Around 80 Angolan patients live in Pensão Luanda and around 70 in Pensão Alvalade. Here they enjoyed the only complete meal of the day, which stopped happening 44 days ago.

According to Vitorino Leonardo, many of the about 600 Angolan patients in Portugal are living from solidarity and support from organizations, the Santa Casa da Misericórdia or the church.

"They are patients with very critical pathologies," he said, recalling that many have chemotherapy, hemodialysis, or have diseases such as diabetes, for whom a regular and quality diet is essential.

However, they end up having to share "a dry bread", because those who help do not always have to help.

At 66, Mr.
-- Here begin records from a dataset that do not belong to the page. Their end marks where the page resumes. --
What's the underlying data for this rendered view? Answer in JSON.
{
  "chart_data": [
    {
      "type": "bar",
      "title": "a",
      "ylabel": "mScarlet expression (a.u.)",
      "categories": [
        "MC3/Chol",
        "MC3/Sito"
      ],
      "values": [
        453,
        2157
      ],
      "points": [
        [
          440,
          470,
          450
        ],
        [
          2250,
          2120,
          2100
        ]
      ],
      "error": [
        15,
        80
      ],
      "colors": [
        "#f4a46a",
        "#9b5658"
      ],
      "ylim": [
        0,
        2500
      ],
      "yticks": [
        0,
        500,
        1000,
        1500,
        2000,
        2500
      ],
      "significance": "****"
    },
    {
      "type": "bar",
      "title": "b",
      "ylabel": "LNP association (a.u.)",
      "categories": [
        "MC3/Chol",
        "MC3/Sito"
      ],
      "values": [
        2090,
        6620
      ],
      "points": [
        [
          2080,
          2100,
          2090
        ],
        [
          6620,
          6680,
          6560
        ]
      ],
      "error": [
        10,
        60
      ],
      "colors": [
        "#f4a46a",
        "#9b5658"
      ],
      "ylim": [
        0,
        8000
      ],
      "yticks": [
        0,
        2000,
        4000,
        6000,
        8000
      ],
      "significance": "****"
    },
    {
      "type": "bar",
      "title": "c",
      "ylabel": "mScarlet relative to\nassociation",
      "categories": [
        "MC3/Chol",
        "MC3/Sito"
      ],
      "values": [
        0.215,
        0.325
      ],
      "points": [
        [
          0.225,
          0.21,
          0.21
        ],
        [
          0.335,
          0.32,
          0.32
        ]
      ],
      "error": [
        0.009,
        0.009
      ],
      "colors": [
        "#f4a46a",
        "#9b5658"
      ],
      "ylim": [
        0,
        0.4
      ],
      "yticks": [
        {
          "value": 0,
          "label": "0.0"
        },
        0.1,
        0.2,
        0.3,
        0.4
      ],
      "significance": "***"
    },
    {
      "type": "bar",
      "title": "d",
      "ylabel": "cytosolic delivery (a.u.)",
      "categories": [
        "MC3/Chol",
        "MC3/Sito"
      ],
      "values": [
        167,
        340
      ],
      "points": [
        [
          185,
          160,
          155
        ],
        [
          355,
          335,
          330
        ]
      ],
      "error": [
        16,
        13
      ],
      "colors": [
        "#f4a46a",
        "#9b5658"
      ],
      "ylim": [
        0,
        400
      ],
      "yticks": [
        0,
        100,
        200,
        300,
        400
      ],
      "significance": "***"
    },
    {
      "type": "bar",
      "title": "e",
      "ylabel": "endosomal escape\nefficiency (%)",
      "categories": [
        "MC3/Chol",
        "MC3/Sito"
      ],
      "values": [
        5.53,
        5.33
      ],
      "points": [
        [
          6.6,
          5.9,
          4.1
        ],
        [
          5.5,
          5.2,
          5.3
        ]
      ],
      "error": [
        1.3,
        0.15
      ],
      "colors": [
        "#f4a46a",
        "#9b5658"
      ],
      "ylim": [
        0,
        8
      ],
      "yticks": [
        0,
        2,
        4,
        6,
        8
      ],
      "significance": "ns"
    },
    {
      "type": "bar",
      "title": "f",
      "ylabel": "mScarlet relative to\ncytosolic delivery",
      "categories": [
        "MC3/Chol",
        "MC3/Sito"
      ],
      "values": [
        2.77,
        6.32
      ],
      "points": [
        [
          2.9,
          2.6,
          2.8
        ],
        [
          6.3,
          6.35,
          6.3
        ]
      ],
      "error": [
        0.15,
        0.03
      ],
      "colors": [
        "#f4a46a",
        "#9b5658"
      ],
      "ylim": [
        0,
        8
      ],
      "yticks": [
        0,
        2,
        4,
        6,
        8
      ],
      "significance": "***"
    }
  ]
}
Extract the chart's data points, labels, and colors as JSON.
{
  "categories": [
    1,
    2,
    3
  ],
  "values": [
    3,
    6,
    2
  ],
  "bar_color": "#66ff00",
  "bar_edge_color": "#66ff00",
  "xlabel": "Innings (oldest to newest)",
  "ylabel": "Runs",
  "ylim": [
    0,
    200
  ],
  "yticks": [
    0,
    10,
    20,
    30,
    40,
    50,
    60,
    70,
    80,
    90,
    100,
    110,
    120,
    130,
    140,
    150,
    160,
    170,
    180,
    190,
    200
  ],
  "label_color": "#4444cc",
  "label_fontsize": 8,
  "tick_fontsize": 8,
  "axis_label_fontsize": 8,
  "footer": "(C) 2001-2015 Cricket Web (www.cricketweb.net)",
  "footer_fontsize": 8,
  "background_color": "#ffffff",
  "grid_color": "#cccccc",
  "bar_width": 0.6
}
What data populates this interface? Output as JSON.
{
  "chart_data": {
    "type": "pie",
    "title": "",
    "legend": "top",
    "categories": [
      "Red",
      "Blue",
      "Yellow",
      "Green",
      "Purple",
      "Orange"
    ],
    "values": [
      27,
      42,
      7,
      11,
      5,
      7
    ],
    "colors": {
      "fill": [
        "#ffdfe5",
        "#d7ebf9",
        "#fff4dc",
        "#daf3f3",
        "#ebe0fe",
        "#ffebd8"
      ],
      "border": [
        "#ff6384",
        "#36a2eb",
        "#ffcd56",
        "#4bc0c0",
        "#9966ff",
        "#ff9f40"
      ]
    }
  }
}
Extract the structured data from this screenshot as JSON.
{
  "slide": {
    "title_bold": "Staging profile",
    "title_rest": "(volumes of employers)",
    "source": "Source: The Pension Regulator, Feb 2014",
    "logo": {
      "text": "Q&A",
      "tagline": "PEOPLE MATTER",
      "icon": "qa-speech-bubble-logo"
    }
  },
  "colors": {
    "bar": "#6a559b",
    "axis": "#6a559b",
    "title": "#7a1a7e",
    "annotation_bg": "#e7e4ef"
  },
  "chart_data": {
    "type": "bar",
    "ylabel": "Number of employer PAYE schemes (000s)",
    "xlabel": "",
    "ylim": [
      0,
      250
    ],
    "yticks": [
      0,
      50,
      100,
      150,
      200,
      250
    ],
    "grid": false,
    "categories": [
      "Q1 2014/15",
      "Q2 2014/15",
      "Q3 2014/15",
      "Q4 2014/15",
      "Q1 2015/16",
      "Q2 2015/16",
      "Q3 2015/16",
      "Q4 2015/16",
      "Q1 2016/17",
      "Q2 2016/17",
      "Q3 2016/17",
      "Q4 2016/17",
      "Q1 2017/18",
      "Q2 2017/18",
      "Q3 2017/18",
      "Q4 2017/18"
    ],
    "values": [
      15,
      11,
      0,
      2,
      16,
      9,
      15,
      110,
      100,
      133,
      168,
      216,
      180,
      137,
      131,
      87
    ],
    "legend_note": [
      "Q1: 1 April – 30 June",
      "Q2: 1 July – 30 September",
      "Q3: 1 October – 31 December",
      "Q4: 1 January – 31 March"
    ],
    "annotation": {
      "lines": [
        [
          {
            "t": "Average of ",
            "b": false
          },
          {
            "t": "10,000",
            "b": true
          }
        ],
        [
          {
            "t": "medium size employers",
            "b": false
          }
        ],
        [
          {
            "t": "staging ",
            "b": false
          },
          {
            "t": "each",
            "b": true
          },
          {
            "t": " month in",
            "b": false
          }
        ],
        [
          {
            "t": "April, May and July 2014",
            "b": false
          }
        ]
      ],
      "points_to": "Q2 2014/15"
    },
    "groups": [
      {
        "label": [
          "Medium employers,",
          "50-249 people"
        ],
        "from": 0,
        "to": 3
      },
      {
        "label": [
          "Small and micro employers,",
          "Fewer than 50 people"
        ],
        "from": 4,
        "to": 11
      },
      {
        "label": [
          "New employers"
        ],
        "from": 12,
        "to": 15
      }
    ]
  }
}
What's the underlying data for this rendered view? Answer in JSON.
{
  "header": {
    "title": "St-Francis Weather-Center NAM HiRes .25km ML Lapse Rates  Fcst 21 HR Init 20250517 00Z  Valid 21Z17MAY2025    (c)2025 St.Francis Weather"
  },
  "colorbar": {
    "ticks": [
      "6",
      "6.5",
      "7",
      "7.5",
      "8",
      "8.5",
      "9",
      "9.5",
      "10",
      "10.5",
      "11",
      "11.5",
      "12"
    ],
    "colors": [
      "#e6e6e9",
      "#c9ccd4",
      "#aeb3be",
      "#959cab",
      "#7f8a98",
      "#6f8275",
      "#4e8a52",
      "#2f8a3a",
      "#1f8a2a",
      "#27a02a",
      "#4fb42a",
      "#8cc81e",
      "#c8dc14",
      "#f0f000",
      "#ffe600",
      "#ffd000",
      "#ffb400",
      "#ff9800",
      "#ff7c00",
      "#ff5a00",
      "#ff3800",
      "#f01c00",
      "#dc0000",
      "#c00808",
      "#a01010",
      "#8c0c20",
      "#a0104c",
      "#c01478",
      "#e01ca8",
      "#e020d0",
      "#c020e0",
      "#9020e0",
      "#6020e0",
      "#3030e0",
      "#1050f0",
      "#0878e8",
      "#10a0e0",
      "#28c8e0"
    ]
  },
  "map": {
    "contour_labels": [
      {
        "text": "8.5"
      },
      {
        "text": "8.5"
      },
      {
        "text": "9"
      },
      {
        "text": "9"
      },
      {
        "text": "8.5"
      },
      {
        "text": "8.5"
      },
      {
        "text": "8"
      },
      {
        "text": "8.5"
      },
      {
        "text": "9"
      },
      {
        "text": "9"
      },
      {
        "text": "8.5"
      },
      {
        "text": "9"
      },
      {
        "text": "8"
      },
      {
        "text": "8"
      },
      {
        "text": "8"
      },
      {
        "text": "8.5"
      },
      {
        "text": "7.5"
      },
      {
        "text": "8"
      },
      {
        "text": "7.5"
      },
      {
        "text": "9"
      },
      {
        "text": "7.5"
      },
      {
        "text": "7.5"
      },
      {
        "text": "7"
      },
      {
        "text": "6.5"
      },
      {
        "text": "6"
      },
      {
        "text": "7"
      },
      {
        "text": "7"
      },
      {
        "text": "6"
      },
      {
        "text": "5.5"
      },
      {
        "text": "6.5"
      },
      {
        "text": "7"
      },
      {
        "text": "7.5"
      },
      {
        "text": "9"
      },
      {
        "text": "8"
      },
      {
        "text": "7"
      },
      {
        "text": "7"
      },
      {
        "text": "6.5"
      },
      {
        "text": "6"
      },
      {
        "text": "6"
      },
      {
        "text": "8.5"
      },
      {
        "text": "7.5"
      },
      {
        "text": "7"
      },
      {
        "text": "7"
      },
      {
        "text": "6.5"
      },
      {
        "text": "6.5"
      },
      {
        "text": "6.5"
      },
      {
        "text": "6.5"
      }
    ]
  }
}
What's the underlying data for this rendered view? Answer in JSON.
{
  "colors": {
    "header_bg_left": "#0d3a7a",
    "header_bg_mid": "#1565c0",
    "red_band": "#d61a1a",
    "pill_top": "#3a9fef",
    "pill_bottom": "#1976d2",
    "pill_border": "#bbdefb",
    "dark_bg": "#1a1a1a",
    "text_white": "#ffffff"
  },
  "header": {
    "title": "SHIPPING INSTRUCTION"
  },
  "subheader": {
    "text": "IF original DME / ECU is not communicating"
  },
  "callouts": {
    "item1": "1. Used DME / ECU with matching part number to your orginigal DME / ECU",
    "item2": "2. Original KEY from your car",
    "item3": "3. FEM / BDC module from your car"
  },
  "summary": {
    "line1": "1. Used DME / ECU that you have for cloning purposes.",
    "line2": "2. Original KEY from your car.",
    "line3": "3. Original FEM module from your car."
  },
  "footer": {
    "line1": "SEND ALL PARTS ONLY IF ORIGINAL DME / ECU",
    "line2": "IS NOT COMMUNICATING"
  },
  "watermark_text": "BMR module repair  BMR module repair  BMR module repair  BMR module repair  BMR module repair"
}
Alvaro has been in Portugal for 11 months and complains about not receiving any support since February.

"It's been 44 days since the food was cut off, nobody can take the medication anymore because the food doesn't exist," he told Lusa, adding that he can only survive because he attends a church that helps him.

In front of the Angolan Embassy in Lisbon, he regretted that no one responsible is willing to help these people.

"We have a flag, an anthem, an identity. If the ambassador is here it is because he swore the flag in Angola. He is here because of the Angolan community, he should solve the problem of the Angolans here," he said.

The Lusa agency tried, without success, to obtain a position on this issue from the Embassy of the Republic of Angola in Lisbon, by telephone.